Si viviéramos verdaderamente de nuestra fe, ella inflamaría nuestro corazón y le
haría amar con delirio a Aquel que, impulsado por nuestro amor, se despojó de sí
mismo, se anonadó y, tomando la forma de siervo, se hizo obediente hasta la
muerte y muerte de cruz (Flp 2,5-8). Pero ¡cuánta frialdad, cuánto olvido por
nuestra parte! ¡Y qué inefable alegría debiera producirnos nuestra viva fe en el
misterio de la Navidad del Señor, que tan bella y eficazmente celebra la Iglesia
en estos días!
–El Israel restaurado tras el destierro de Babilonia, después de llenarse de
gozo y cantar al Dios que le dio la victoria, se vuelve hacia los pueblos
paganos vecinos y los invita a cantar también, reconociendo el poder del Señor.
Nosotros hacemos lo mismo cantando con el Salmo 95 y aclamamos a todos
los pueblos, anunciándoles que para todos ha llegado la salvación, la redención,
la liberación con el Nacimiento de Cristo:
«Familias de los pueblos, aclamad al Señor, aclamad
la gloria y el poder del Señor, aclamad la gloria del nombre del Señor.
Entrad en sus atrios trayéndole ofrendas, postraos ante el Señor en el atrio
sagrado, tiemble en su presencia la tierra toda. Decid a los pueblos: “El Señor
es Rey. Él afianzó el orbe y no se moverá. Él gobierna a los pueblos
rectamente”».
–Lucas 2,36-40: El Niño que nos ha nacido de María es el Salvador tan
largamente esperado. Así lo proclama Ana en el templo. La Palabra de Dios, que
permanece para siempre, se ha hecho carne, y sacia las esperanzas de un pueblo.
Este pueblo está presente en los ojos y en las manos de Ana, la profetisa, mujer
viuda que ha gastado su vida en ayunos y oraciones junto al templo.
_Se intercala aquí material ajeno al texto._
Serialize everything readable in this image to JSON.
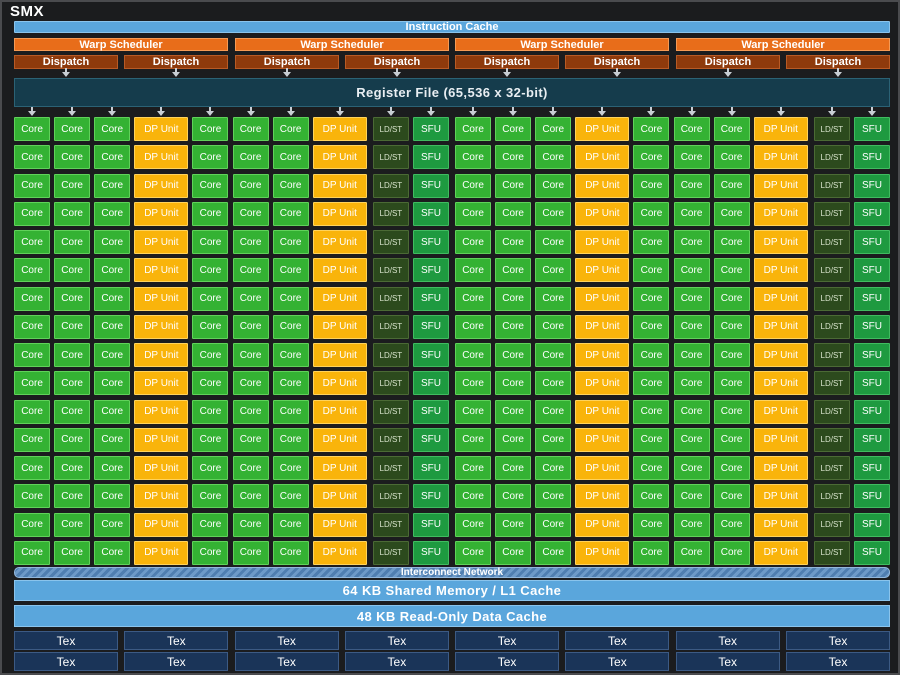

La oración
de súplica se transforma así en alabanza ante todos los que esperaban la
redención.
Comenta San Agustín:
«Grandes fueron los méritos de Ana, aquella viuda santa. Había vivido siete años con su marido; muerto él, había llegado a la ancianidad, y en su santa vejez esperaba la infancia del Salvador, para verlo pequeño, ya entrada ella en años; para reconocerlo, ya viejecita, y para ver entrar en el mundo al Salvador, ella que estaba a punto de salir de él…
«El anciano Simeón, cuya edad iba pareja con la de Ana, había vivido también muchos años, y había recibido la promesa de que no conocería la muerte sin haber visto antes a Cristo, al Señor. Comprended, hermanos cuán grande era el deseo de ver a Cristo que tenían los santos antiguos. Sabían que tenía que venir» (Sermón 370,1-2).
Tengamos también nosotros, como aquellos justos antiguos, deseos de
recibir a Jesús, el Salvador, y de poseerlo.
La Familia sagrada vuelve después a Nazaret, y allá vive Jesús en la humildad y en el silencio durante treinta años. ¡Qué fecundidad la de los años de Nazaret! ¡Qué misterio tan impenetrable la vida de los tres allí! ¡Cómo quisiéramos conocer algo de sus coloquios, de sus oraciones, de su intimidad!